O dilema dilacerou-a. Confiar no diabo que conhecia (Nathan) ou no diabo infinitamente mais poderoso e imprevisível que a queria possuir (Silas)? Ambos eram abismos. Mas um abismo, pelo menos, era temporariamente coberto de veludo.

Com um último olhar de puro ódio para a figura sombria no beco, Elena engoliu o orgulho, o medo e o nojo. Ergueu o queixo, numa última tentativa de dignidade, e entrou no Bentley. A porta fechou-se atrás dela com um clique suave e final, isolando-a do mundo exterior, da chuva, do perigo conhecido. O cheiro do carro – couro novo, madeira polida e o aroma distinto, perigosamente masculino de Silas – envolveu-a como uma segunda pele.

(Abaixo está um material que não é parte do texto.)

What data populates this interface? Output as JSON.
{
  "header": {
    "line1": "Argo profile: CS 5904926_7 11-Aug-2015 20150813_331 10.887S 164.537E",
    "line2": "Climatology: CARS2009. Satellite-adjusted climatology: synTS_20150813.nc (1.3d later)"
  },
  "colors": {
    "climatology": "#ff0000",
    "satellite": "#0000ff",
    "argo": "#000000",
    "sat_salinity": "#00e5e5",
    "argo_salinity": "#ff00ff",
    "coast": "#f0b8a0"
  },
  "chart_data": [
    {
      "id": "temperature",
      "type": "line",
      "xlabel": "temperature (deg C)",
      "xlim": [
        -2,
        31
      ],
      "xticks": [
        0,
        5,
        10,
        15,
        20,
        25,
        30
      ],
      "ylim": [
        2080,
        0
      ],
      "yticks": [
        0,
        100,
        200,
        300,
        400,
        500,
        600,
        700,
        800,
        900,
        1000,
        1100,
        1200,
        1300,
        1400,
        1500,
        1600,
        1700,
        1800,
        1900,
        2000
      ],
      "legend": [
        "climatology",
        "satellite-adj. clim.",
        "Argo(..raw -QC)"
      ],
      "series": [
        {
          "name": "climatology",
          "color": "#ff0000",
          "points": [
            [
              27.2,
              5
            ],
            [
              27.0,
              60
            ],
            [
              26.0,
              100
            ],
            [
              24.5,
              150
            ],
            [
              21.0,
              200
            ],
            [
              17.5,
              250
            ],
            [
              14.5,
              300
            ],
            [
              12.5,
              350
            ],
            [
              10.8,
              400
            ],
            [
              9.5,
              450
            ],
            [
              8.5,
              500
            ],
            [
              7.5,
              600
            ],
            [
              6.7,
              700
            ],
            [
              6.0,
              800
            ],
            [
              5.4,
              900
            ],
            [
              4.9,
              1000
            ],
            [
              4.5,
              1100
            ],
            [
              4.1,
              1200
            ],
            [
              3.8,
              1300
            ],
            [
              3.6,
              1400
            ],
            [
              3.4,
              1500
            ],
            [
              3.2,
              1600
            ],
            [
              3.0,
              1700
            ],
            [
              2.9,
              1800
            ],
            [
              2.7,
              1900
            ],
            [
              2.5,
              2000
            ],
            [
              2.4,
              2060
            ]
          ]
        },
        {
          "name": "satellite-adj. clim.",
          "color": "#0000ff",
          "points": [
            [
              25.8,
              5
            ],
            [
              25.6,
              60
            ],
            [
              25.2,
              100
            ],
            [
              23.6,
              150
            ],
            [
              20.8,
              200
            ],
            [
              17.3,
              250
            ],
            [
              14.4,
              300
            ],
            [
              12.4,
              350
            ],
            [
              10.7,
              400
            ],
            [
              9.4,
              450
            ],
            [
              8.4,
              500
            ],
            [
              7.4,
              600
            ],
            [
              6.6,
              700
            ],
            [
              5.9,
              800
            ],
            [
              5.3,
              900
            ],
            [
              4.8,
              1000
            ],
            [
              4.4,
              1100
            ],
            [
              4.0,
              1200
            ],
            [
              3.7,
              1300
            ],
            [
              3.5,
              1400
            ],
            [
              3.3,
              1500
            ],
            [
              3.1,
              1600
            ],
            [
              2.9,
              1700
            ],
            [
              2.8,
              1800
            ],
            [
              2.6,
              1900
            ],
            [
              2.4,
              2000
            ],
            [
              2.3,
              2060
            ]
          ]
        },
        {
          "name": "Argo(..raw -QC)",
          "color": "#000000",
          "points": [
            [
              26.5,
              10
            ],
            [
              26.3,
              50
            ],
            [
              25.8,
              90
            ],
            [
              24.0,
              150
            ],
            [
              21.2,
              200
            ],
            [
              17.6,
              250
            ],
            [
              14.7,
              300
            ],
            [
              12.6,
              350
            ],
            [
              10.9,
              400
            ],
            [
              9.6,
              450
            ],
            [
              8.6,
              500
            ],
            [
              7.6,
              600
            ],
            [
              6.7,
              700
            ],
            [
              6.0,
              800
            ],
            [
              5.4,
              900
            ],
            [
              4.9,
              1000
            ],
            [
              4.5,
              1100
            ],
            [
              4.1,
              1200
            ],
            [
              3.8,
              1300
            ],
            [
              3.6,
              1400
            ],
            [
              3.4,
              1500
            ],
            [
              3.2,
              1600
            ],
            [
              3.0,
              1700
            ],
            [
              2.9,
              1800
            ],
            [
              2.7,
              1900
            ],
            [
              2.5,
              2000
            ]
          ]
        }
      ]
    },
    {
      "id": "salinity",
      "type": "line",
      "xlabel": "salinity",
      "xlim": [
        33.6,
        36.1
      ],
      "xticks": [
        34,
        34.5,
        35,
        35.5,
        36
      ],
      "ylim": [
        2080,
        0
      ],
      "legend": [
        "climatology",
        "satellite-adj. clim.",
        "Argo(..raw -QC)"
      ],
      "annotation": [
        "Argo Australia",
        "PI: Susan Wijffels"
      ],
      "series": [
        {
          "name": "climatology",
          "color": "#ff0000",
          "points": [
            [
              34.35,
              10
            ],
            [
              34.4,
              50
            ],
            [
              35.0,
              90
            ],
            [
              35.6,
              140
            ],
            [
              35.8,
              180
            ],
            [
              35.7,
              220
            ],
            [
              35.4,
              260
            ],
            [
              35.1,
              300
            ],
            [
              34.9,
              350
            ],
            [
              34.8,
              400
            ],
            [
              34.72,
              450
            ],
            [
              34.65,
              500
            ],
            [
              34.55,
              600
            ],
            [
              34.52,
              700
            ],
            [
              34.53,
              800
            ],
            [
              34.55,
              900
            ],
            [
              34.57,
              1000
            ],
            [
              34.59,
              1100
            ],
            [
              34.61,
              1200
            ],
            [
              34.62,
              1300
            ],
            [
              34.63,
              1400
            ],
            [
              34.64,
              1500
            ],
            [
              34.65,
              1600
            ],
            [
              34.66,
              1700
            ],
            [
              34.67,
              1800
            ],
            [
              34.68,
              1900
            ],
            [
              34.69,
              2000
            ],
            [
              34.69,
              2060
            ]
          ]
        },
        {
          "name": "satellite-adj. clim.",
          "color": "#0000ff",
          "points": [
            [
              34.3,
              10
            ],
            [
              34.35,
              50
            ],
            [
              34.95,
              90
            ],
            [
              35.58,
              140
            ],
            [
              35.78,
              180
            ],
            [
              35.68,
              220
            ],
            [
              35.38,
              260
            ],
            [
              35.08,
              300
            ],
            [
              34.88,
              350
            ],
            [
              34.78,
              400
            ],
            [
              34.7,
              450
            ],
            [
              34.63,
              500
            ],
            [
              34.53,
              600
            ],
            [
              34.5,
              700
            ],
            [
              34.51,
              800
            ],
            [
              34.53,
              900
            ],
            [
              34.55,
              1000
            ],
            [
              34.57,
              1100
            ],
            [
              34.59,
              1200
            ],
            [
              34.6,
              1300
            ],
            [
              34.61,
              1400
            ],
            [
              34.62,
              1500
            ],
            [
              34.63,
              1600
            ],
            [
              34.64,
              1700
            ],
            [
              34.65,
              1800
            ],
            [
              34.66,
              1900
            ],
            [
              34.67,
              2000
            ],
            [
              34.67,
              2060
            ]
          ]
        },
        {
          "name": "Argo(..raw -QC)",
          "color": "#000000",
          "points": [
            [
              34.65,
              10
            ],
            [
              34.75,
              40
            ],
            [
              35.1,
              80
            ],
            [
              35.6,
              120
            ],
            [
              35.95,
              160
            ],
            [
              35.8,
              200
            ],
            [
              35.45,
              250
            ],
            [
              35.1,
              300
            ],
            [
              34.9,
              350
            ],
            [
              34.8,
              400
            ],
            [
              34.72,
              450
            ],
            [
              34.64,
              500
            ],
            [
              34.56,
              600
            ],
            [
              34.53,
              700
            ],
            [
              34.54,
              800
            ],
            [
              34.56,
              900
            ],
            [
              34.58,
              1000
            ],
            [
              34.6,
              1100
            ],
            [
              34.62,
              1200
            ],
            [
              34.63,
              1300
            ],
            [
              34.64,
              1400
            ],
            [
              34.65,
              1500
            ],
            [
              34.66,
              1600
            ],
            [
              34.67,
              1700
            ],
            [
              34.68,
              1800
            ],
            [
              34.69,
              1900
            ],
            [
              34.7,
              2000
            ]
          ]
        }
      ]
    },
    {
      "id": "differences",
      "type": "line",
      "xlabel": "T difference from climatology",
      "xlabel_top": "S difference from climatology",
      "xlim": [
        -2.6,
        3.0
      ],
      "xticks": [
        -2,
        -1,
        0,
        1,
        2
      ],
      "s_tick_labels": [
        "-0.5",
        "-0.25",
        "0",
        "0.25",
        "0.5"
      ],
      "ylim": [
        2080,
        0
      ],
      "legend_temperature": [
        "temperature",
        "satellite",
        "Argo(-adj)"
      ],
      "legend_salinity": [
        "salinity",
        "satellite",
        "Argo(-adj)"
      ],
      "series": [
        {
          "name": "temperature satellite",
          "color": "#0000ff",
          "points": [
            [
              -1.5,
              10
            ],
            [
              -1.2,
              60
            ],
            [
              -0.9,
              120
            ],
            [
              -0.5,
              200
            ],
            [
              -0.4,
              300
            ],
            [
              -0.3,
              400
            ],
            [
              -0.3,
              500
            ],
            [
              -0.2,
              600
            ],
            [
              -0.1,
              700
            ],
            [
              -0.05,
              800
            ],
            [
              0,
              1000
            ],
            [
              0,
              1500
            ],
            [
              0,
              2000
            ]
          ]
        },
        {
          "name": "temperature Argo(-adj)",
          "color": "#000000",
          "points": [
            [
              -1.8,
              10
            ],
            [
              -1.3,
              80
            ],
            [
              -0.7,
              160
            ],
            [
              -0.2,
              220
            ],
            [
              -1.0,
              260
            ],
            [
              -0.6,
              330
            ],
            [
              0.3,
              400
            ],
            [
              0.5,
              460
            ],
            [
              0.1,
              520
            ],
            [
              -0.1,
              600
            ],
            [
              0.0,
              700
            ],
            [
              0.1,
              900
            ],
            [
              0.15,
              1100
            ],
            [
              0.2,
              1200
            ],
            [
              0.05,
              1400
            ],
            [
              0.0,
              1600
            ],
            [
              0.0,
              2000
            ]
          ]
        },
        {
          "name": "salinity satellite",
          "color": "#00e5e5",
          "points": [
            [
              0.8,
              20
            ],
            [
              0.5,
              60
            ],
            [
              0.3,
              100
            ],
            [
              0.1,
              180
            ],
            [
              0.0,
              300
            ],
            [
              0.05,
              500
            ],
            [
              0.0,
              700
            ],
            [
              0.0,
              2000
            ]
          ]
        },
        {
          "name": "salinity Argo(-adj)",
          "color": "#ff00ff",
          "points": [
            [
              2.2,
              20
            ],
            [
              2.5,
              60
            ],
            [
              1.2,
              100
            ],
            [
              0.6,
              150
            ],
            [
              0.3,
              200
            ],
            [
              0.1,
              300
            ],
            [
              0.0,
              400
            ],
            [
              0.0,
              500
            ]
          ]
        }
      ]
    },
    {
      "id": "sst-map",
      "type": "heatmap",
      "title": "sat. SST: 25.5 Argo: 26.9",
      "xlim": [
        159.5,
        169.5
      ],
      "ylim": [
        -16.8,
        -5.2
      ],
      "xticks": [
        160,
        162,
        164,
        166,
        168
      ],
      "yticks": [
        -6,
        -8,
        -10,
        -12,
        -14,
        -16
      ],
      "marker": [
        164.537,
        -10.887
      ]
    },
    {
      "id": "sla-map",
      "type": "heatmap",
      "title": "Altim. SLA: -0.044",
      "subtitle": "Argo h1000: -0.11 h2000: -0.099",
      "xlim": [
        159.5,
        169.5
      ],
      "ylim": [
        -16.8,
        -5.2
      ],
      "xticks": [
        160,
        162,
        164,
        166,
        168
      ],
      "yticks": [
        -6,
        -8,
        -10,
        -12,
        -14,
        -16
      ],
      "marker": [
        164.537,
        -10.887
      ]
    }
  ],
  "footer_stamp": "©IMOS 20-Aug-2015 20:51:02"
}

Ele não a olhou imediatamente. Ajustou o punho da camisa imaculadamente branca, um gesto minúsculo que exalava controle absoluto. O carro começou a mover-se, fluindo pelo tráfego noturno como um tubarão nas profundezas.

“Boa escolha,” Silas murmurou, virando-se finalmente para encará-la. Seus olhos percorreram seu rosto encharcado, seu corpo trêmulo, com a posse de um colecionador examinando uma aquisição preciosa. “Agora, vamos para casa, Elena. Minha casa. É hora de você entender, de uma vez por todas, o que significa pertencer a mim.”

O destino selado. A gaiola dourada, reluzente e inescapável, finalmente se fechava ao seu redor. E dentro do carro silencioso, com o olhar glacial de Silas Thorne perfurando sua alma, Elena sentiu a última réstia de liberdade se dissolver na escuridão da noite de Seattle.